I should have been terrified. Should have run screaming. Instead, my breath caught as his scent hit me—forest after rain, leather, and something wild that made my magic surge unexpectedly. It flooded my system, a crackling current of power that made my fingertips tingle and the air around me shimmer with violet light.

But weeks of helplessness and frustration tangled with this new, bewildering awareness, and I lashed out.

"Really?" I demanded, adjusting my glasses as power crackled around me. "You're going to pull this alpha wolf intimidation act now? In my aunt's store? When she's missing and I'm trying to find her?"

The wolf's ears flattened in what looked suspiciously like surprise. Clearly he wasn't used to people talking back. But Rose had taught me that most supernatural posturing was exactly that—posturing.

"I don't care if you're the big bad wolf himself. Get out!" I grabbed the nearest object—a weighty tome on medieval healing practices. "I have enough to deal with without some overgrown furball making more mess!"

The wolf's form blurred and shifted, magic rippling through the air as he took human shape. The transformation was smooth, controlled—marking him as powerful even among werewolves. When the shimmer faded, a man stood before me, wearing a worn leather jacket and jeans, his chest bare and muscled beneath the open jacket.

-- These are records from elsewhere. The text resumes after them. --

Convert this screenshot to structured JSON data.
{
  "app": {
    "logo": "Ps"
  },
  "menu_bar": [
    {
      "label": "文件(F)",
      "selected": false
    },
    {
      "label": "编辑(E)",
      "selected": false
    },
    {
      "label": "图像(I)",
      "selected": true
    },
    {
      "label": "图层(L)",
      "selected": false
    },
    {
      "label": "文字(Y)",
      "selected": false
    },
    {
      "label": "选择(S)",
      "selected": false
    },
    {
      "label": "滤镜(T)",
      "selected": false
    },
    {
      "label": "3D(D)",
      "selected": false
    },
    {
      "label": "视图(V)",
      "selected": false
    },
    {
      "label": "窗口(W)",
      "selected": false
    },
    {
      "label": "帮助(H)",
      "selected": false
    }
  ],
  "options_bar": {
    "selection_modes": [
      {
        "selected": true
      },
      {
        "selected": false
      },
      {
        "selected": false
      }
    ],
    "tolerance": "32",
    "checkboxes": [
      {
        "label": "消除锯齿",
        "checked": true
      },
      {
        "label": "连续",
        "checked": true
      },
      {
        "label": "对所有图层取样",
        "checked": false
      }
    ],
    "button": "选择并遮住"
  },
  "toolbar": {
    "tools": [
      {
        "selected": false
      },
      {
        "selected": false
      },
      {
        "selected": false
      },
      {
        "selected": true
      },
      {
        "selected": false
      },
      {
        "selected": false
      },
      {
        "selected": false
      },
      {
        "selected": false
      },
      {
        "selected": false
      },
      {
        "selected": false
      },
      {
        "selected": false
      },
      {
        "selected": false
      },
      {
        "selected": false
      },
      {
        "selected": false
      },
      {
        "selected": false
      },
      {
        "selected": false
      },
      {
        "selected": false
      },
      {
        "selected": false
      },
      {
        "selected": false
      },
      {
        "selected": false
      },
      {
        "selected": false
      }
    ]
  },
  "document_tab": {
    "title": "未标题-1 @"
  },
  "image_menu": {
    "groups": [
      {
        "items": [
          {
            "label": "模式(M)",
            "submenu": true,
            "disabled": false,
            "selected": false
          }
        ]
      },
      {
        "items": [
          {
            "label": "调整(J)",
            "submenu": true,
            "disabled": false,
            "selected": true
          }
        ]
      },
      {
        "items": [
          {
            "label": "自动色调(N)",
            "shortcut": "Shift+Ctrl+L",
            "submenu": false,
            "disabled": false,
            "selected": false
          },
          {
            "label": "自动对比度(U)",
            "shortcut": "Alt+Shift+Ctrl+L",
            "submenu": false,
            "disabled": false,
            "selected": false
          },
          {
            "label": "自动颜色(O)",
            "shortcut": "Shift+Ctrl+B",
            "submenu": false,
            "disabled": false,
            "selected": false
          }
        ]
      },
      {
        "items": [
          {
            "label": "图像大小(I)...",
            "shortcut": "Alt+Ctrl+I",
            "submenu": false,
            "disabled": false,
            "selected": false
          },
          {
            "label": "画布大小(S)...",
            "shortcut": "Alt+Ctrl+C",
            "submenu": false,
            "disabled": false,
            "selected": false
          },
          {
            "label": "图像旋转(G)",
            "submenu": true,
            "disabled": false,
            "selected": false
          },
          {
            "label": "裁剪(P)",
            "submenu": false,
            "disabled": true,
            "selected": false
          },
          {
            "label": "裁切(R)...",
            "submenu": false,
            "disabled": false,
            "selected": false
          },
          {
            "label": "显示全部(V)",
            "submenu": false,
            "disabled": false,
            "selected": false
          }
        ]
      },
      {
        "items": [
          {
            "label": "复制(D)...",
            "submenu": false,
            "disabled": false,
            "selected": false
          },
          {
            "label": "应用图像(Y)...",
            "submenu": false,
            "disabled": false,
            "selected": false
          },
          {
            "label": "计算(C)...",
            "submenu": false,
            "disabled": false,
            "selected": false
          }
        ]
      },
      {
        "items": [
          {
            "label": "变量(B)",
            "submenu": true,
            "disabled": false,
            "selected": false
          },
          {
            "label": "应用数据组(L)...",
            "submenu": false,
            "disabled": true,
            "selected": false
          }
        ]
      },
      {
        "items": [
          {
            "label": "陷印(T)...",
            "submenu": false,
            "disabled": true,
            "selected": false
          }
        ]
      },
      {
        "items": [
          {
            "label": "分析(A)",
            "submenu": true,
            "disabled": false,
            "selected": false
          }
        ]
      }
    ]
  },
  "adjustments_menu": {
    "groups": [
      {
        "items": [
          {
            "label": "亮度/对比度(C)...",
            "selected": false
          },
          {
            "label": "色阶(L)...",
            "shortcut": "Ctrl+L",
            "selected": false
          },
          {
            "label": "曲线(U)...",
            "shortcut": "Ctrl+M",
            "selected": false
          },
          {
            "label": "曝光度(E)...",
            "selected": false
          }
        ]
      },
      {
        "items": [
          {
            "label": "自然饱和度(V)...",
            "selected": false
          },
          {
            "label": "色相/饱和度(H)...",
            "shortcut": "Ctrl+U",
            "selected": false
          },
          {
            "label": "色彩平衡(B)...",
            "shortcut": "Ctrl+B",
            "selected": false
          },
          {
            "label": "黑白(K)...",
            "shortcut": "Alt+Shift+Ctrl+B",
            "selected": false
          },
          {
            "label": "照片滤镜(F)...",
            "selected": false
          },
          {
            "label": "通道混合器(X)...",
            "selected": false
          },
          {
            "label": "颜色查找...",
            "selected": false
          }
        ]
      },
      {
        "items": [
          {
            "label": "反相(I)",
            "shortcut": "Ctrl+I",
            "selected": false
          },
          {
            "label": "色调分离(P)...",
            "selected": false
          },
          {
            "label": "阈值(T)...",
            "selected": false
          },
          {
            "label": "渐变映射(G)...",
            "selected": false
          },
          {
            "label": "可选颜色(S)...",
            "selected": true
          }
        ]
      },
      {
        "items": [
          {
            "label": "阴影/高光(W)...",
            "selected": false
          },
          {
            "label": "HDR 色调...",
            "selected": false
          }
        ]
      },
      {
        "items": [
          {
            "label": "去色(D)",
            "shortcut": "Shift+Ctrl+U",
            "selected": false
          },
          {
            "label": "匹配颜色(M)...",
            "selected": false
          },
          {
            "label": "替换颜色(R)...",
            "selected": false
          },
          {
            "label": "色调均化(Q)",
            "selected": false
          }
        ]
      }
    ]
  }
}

"Overgrown furball?" His voice was rough velvet, one eyebrow arching as he crossed his arms over his scarred skin. "That's a new one."

I swallowed hard, willing myself not to stare at the defined muscles or the intriguing scars that mapped stories across his skin. The man was infuriatingly handsome, with dark hair streaked with silver at the temples and amber eyes that still held a lupine glow. Something hot and impossible flickered in my stomach—absolutely not the time.

"You growled at me!" I tried to maintain my fury, clutching the book tighter as if it could shield me from the bewildering reaction he triggered. My magic pulsed in response to his proximity, the familiar unpredictability shifting to something new—a resonance that both thrilled and terrified me.

"I was investigating," he said, taking a step closer. His movement was pure predator, graceful and deliberate. "You're the one sneaking in here at night."

"With a key! Because it's my aunt's store," I repeated, backing up until I hit a bookshelf. "Wait—investigating what? Do you know something about Rose's disappearance?"

His gaze shifted to the side—before his expression hardened. He took another step closer, his presence overwhelming in the confined space. A woodsy, earthy scent enveloped me, sending my magic into a disorienting hum that made the nearest books tremble on their shelves.

"Leave, little witch. This isn't your problem." His voice deepened to a growl that seemed to resonate directly with something primitive in my core.

I glared back at all six feet of tall, dark, and handsome. "Like hell it's not."

The books on the shelves around us quivered, responding to the tension crackling between us. Several romance novels actually sighed, their pages ruffling as if caught in a breeze. I'd been back in Midnight Creek for less than an hour, and already I was facing off with an arrogant alpha wolf in my aunt's destroyed bookstore, while my magic behaved as unpredictably as ever.

But this time, the unpredictability felt different. Instead of misfiring or surging out of control, my power seemed to be reaching for his, creating a circuit I didn't understand.